The newly established Chinese Resource Center (CRC) held a grand opening ceremony for the Loomis Chaffee community on Sunday, January 18 to showcase the center’s offerings to anyone interested in learning about Chinese language and Asian culture.
The CRC is available in the Katharine Brush Library on Sunday afternoons from 4 p.m. to 5 p.m. The center is open to all and will be staffed by student volunteers. Visitors to the CRC may participate in a variety of fun and interactive learning activities, modeled after the highly successful Quantitative Resource Center (QRC) on campus. Stations might include a game center, a calligraphy station, a “text in Chinese” workshop, and karaoke, as well as homework help and language tutoring. The committee is also planning a Chinese New Year celebration in February.
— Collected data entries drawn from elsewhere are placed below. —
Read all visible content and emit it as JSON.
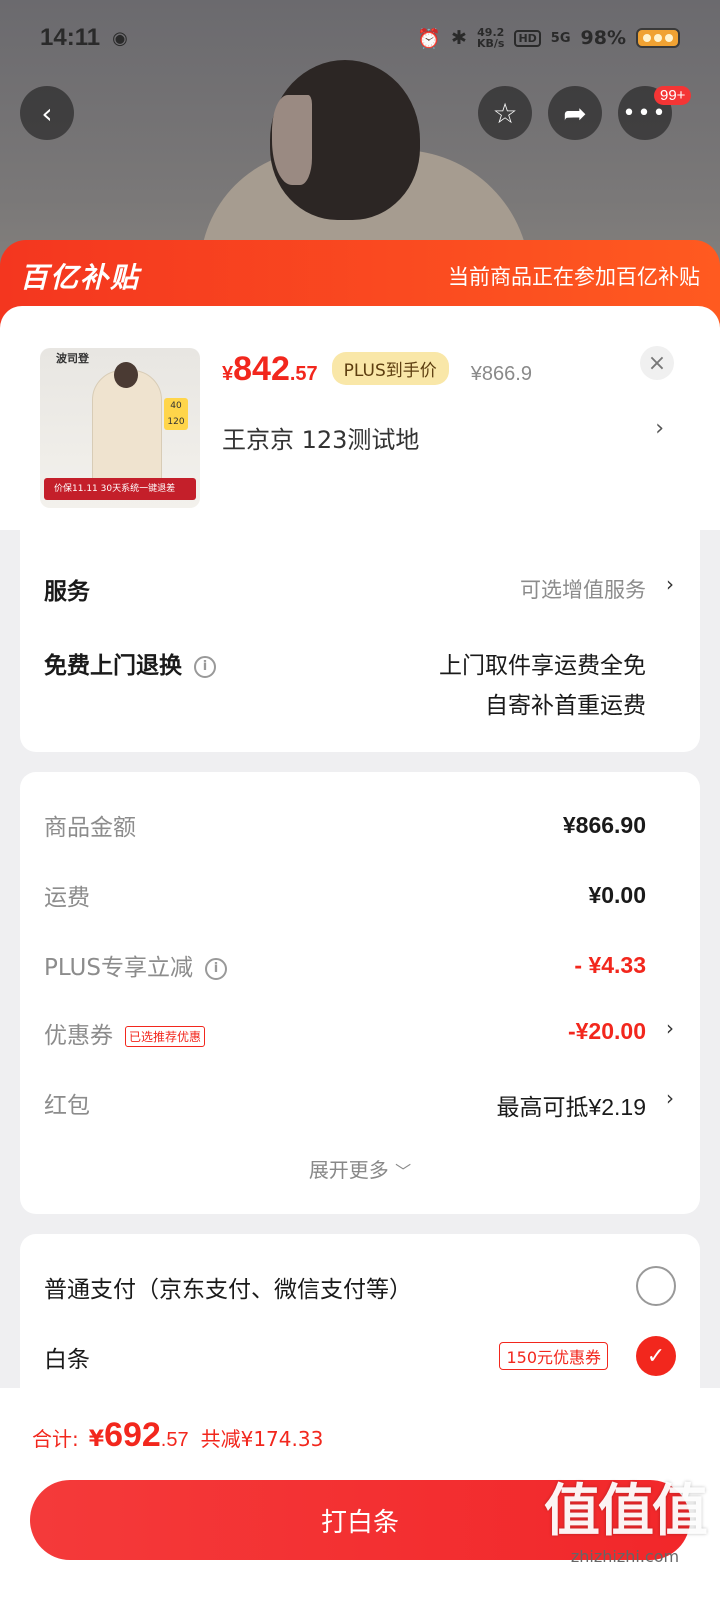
{
  "status_bar": {
    "time": "14:11",
    "net_speed_value": "49.2",
    "net_speed_unit": "KB/s",
    "hd": "HD",
    "signal": "5G",
    "battery": "98%"
  },
  "top_actions": {
    "more_badge": "99+"
  },
  "banner": {
    "logo": "百亿补贴",
    "notice": "当前商品正在参加百亿补贴"
  },
  "product": {
    "thumbnail_brand": "波司登",
    "thumbnail_strip": "价保11.11  30天系统一键退差",
    "thumbnail_tag_1": "40",
    "thumbnail_tag_2": "120",
    "price_currency": "¥",
    "price_int": "842",
    "price_dec": ".57",
    "plus_label": "PLUS到手价",
    "original_price": "¥866.9",
    "address": "王京京  123测试地"
  },
  "service": {
    "label": "服务",
    "value": "可选增值服务",
    "return_label": "免费上门退换",
    "return_line1": "上门取件享运费全免",
    "return_line2": "自寄补首重运费"
  },
  "summary": {
    "goods_label": "商品金额",
    "goods_value": "¥866.90",
    "shipping_label": "运费",
    "shipping_value": "¥0.00",
    "plus_label": "PLUS专享立减",
    "plus_value": "- ¥4.33",
    "coupon_label": "优惠券",
    "coupon_tag": "已选推荐优惠",
    "coupon_value": "-¥20.00",
    "redpacket_label": "红包",
    "redpacket_value": "最高可抵¥2.19",
    "expand": "展开更多"
  },
  "payment": {
    "option1": "普通支付（京东支付、微信支付等）",
    "option2": "白条",
    "option2_tag": "150元优惠券"
  },
  "footer": {
    "total_label": "合计:",
    "total_currency": "¥",
    "total_int": "692",
    "total_dec": ".57",
    "total_saving": "共减¥174.33",
    "pay_button": "打白条"
  },
  "watermark": {
    "big": "值值值",
    "small": "zhizhizhi.com"
  },
  "colors": {
    "accent_red": "#f2271d",
    "banner_orange": "#ff5a20",
    "plus_gold": "#f9e7a8"
  }
}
“CRC, for both advanced speakers and students who are learning the language, is a platform for cultural exchange,” explains freshman Louisa Gao, CRC Committee member. “For students currently taking Chinese courses, CRC can help them with Chinese study through study sessions, and can also provide access to the culture that might not appear in the textbook. For native speakers like me, [the] opportunity to spread our culture and connect our country to Loomis, as well as to the world, is extremely attractive and precious.”
The center’s mission is to create a relaxed space where students in all levels of Chinese language can advance their comprehension and learn more about Asian culture through interaction with native speakers and advanced language students. In turn, students from Asian cultures are able to share their cultural experiences and interact with others from different social and cultural backgrounds.
A committee of about 20 advanced students and native Chinese speakers, advised by Chinese language teacher Naogan Ma, have been developing an idea for the Chinese Resource Center for some time. Naogan humorously compared the CRC to “traveling pants” as the committee sought to identify a suitable location for their weekly sessions.
At the grand opening, Naogan expressed her appreciation for the support and encouragement she and the committee have received school-wide in bringing the center to fruition, and she welcomed all to join in the activities on Sunday afternoons. Student committee members introduced themselves and read the mission statement aloud. Senior Penelope Shao, sophomore Jason Liu, and Louisa shared their perspectives.
“We learn from each other, no matter committee members or students who get involved in the activities,” Louisa says. “Through the sharing of ideas and discussions, we are often surprised by the amazing thoughts that others have. And I think that's what everyone enjoys most in this process.”